From the rooftop, we could see two drones, fully lit. “Flickering lights, huh? Just jerking around for the sake of it. Not exactly a covert recon operation,” my brother said.

The local radio pleaded with the people, on behalf of the resistance’s “joint room of operation,” to ignore them.

Judging by the barrage of bullets we saw fired in the sky, we assumed some people didn’t listen and decided to shoot the drones down.

My brother and I had to take cover; stories of bullets landing and killing people weren’t unknown in Gaza. I always thought that  as defiant Gaza is, it is equally reckless.

But sure enough, two of the five drones were reportedly downed and obtained by the resistance.

My pessimist uncle soon joined us. “I wouldn’t be surprised if the resistance reverse-engineer that Israeli technology,” he said. “Hopefully, next time we will give some more taste of their own doing.” 

“You speak like Abu Obaida (Hamas’ masked spokesman),” I jokingly replied.

“You’re damn right I do. We’re in this shit together, Hamas or anybody else!” My uncle grunted.

As soon as the sky was clear of the drones, my uncle and brother went to check on their birds which they kept on the roof– pigeons, but they also have finches and parrot-like little birds – budgies I think, maybe you can tell me.

The banality of the situation was both funny and disturbing – I almost forgot what it felt like being able to simultaneously lead a normal yet not very normal life.

I nearly forgot how we used to watch Israeli airstrikes, and yet as that happened, discussed football and talked about girls. If it’s not normal, we make it so, or pretend it is. Life must go on, and in Gaza, even with its arms twisted behind its back.

Leaving…

Leaving wasn’t easy, I had to register my name with the Ministry of Interior upon arrival specifying when I wanted to leave roughly. Realising I couldn’t leave on time and had to wait for two more weeks or more for my name to come up, I decided to use a service called Tanseeq “coordination”. It involves paying the Egyptians a few hundred dollars – up to a thousand – for having the privilege of travelling on a certain day of your choosing and get to be treated with a semblance of dignity.
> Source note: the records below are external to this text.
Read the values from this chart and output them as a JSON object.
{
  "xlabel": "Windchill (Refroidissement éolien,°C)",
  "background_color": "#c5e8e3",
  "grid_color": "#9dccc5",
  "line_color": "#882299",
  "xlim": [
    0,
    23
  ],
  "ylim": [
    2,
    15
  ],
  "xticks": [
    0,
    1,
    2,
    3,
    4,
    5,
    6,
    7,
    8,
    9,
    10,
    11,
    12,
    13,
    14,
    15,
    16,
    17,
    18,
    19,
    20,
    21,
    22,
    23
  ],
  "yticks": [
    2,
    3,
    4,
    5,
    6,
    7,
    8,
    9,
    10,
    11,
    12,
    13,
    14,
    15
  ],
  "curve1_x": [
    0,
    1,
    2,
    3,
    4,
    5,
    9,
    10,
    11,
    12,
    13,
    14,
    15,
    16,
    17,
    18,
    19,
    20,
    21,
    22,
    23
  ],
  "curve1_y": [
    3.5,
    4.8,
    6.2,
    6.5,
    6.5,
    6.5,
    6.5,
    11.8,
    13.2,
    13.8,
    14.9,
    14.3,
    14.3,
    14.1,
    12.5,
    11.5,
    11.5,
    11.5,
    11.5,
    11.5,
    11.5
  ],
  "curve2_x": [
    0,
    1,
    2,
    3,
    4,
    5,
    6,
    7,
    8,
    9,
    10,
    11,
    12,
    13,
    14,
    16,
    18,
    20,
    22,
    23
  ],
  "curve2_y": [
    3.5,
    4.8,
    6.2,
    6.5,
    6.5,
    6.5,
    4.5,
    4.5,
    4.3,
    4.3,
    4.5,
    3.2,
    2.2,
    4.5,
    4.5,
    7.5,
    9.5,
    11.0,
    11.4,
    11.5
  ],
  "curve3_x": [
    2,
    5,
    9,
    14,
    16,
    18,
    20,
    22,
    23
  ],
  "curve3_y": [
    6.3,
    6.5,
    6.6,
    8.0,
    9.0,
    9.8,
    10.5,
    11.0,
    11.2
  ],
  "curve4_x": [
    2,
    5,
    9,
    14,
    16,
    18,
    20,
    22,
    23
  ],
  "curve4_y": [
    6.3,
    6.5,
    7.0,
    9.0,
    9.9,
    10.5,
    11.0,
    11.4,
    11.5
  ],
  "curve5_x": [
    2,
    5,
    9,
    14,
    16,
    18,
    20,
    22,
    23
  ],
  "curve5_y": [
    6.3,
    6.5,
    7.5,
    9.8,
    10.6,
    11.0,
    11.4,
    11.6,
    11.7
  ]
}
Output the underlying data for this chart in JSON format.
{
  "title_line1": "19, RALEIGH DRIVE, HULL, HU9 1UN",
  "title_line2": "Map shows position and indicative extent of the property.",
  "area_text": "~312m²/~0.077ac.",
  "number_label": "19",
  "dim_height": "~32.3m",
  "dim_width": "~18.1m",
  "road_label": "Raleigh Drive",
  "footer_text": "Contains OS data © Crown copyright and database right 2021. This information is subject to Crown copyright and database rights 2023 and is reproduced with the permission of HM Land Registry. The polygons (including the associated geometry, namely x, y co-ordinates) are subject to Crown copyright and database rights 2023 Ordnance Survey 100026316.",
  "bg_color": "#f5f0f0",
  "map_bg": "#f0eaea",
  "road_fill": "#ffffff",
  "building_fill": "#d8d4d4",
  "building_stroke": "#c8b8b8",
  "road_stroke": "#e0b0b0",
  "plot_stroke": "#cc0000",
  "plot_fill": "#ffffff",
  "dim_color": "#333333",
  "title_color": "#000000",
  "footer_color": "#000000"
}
I practically paid to simply leave and be treated like a human being.

As much as I was relieved I didn’t end up stuck in Gaza, I was feeling guilty to leave. I was haunted by a lot of questions, thinking about the people in that unique piece of land; about the broken dreams, the hundreds of bereaved families and orphaned children, the murky future, and the unbearable impoverishment. 

But above all, I couldn’t shake off the selfish question, when will I see my family again? Will I ever?


Emad Moussa
Emad Moussa is a Palestinian-British researcher, whose focus is the social psychology of mainly the Israeli-Palestinian conflict.